Toprak sahipliği (mülkiyet), temel üreten ilişkinin ana esası ve zorunlu mantığı değildir. Zorunlu olan üreten sistem mantığına dokunup değiştirmeden doğal mantıklı sistem işleyişinin içi öznel çıkarla müdahalelerin enfekte katkılarıyla şişirilmiştir.
İşte temel sistem mantığı içine katılan öznel müdahalelerle, "doğal sistem bağıntılı" olan temel ruha ve zekâya karşın, bu öznel karışmalar insan mantığının özgün ruhunu ve zekâsını oluştururlar. Doğal mantıklı ruh ve zekâ, insan mantıklı ruha ve rengi ruhsara dönüşmüştür.
Bu nedenle zamanın; tarihsel oluşun; mantığı ve ruhu vardır. Totem dönemle ön ittifakı dönem temelde üretimi paylaşma yapmakla aynı ruha sahiptirler. Ön ittifaklar içinde her bir totem grup her bir ayrı ruh belirmesi olmaları nedenle ön ittifaklar da çoklu ruhların belirtilmesi oldular.
Böylece ön ittifaklar her bir totem mesleği olan emek ürünlerini komünal paylaşmakla ön ittifaklar içinde temel özgecil ruhu çoğullaşmıştılar. Bu nedenle tarihsel olucu mantığa göre erken dönemin kendisine özgü bir paylaşmacı özgecil ruhu ve zekâsı vardır. Köleci dönemin hep bana, rab bana der oluşla paylaşmacı olmayan kendine özgü bencil bir bir ruhu ve zekâsı vardır.
Ha keza zamanımızın da bunlardan içermeleri oluşla daha farklı ruhu ve zekâ işleyişi vardır. Erken dönemin ittifakı insanının ruhu, arkaikti olmak dışında köleci dönem ruhu içinde yoktur. Köleci dönem ruhu içindeki efendi, köle ruhu da ön ittifaklar içinde arkaikte olsa hiç yoktur.
Ön ittifaklar ruhu içinde, grupların kendi kültürel ve özgün yaşam hakları olmakla farkında olmasalar bile insan hakları uç vermişti. Köleci dönem ruhu içinde efendiye biat ve efendiye itaat ruhu esas ve asıl olmuştur. Özgün gruplar yaşamı yerinde yeller esmekle sınıflı yaşam ortaya konmuş.

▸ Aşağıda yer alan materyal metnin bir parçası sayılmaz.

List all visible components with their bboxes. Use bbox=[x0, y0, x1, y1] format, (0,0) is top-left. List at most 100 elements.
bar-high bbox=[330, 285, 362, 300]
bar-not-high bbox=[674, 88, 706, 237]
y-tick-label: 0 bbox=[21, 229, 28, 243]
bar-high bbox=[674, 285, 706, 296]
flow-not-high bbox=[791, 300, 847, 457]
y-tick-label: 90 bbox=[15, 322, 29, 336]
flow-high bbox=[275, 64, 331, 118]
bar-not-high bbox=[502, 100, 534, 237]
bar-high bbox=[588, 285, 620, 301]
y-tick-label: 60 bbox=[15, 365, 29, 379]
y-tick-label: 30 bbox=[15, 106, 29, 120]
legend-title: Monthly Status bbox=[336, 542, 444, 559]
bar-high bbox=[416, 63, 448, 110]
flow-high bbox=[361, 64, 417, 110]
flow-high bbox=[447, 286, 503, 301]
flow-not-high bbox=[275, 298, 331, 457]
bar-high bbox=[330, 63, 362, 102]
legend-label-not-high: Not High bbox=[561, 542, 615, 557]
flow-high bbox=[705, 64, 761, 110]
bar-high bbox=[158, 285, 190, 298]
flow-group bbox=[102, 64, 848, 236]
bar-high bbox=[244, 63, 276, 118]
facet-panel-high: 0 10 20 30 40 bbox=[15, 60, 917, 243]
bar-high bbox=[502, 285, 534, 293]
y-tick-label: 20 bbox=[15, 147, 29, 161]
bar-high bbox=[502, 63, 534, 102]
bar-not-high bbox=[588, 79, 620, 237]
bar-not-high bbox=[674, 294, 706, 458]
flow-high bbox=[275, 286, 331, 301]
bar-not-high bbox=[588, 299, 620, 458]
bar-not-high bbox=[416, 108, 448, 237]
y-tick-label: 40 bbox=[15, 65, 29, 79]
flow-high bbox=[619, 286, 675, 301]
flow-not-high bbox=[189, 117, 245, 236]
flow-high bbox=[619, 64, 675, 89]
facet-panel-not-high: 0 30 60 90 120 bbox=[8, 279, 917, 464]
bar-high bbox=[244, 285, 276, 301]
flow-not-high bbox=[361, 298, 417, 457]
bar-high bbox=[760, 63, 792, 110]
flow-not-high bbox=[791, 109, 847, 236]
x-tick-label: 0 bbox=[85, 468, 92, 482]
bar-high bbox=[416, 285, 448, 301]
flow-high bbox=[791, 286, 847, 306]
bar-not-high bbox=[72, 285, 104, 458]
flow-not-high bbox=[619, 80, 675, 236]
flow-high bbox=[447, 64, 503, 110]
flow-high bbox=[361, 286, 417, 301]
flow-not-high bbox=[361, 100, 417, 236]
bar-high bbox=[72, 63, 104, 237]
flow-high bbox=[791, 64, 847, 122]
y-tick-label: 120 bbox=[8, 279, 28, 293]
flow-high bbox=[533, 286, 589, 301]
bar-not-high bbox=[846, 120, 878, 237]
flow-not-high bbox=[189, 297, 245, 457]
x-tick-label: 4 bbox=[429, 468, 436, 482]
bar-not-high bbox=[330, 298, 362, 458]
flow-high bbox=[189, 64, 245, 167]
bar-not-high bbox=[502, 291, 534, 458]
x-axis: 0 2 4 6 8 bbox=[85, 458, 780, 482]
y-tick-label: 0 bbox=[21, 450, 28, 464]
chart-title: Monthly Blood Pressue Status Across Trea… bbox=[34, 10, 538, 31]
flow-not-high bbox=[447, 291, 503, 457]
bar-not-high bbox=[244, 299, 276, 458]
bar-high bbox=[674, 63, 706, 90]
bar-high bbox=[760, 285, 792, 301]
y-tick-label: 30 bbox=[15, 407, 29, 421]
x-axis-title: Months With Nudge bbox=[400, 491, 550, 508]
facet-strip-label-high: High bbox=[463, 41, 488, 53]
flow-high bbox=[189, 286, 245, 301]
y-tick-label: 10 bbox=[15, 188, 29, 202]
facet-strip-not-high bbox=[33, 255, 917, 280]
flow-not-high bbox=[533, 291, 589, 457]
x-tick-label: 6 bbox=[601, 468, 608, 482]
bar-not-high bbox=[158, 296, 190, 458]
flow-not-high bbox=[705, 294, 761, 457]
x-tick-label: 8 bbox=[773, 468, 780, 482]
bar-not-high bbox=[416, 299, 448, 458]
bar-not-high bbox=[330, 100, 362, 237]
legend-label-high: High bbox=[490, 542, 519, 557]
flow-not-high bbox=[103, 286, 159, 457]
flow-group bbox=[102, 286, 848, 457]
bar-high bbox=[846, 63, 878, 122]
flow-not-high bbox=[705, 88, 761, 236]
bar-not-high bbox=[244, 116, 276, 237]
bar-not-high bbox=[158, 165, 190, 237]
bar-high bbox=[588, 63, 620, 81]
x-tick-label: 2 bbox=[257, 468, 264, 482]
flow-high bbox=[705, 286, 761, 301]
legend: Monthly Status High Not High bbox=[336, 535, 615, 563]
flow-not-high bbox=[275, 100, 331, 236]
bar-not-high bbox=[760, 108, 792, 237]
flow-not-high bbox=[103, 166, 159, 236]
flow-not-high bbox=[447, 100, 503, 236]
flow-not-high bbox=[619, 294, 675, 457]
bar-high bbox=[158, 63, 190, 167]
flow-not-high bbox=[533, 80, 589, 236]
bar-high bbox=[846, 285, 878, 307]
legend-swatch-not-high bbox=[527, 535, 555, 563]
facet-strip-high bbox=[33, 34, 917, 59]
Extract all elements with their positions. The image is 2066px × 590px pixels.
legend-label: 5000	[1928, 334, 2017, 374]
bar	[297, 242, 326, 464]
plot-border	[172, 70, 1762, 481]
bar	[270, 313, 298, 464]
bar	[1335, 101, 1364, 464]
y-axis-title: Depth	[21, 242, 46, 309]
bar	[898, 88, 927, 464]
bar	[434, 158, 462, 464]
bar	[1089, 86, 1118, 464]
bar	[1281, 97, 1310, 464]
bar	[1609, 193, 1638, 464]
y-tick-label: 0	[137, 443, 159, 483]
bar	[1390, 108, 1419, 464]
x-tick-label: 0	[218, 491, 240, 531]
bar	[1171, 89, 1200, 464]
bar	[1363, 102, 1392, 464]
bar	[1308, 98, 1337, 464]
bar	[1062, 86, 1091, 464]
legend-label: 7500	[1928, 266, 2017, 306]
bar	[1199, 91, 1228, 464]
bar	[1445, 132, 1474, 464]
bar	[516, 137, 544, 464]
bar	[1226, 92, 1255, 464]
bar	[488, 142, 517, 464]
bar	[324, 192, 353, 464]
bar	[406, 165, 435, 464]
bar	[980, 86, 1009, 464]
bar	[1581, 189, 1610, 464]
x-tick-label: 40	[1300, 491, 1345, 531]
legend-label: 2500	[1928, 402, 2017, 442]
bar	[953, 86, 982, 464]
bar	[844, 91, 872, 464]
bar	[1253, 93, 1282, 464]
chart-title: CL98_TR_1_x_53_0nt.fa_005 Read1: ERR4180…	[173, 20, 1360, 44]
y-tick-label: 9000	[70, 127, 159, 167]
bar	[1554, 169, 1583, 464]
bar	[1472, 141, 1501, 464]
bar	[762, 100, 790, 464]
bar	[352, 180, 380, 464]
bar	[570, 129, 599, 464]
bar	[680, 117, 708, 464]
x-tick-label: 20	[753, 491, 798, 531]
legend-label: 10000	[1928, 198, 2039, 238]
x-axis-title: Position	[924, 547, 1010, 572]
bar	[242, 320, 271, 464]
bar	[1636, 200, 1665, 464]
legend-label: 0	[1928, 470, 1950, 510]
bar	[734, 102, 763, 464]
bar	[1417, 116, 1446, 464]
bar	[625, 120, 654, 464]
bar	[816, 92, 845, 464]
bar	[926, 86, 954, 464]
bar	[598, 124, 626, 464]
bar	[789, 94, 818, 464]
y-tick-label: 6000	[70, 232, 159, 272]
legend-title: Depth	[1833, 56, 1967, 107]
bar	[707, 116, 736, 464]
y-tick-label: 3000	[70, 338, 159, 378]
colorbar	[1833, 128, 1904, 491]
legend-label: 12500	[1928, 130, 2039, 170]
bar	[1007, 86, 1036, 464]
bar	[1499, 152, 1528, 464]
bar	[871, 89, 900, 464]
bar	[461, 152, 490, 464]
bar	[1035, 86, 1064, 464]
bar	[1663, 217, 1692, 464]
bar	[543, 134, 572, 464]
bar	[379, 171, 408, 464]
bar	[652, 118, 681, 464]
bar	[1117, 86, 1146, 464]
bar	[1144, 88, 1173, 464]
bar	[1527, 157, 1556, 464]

Köle sınıfın özgün yaşamı yoktu ve yaşamları efendinin iznine tabiiydiler. Mülk sahipliği olan efendi hakları dışında insan olma ve insan hakları olucu tutumu mikroskopla arasanız bulamazsınız. Ancak günümüz ruhu içinde tam bir açıklıkla olmasa da insan olma ve insan hakları tutumu açık açık deklare edilip sayılabilmiştir.
Her dört zamanın ruhu (erken dönem, köleci dönem, feodal dönem, sanayi dönemi olan günümüz toplumları) farklı da olsa her biri bir uygarlık tarihidirler (totem dönem salt etnik kültür oluşla, sentez olmamakla uygarlık değil; sadece kültürdürler).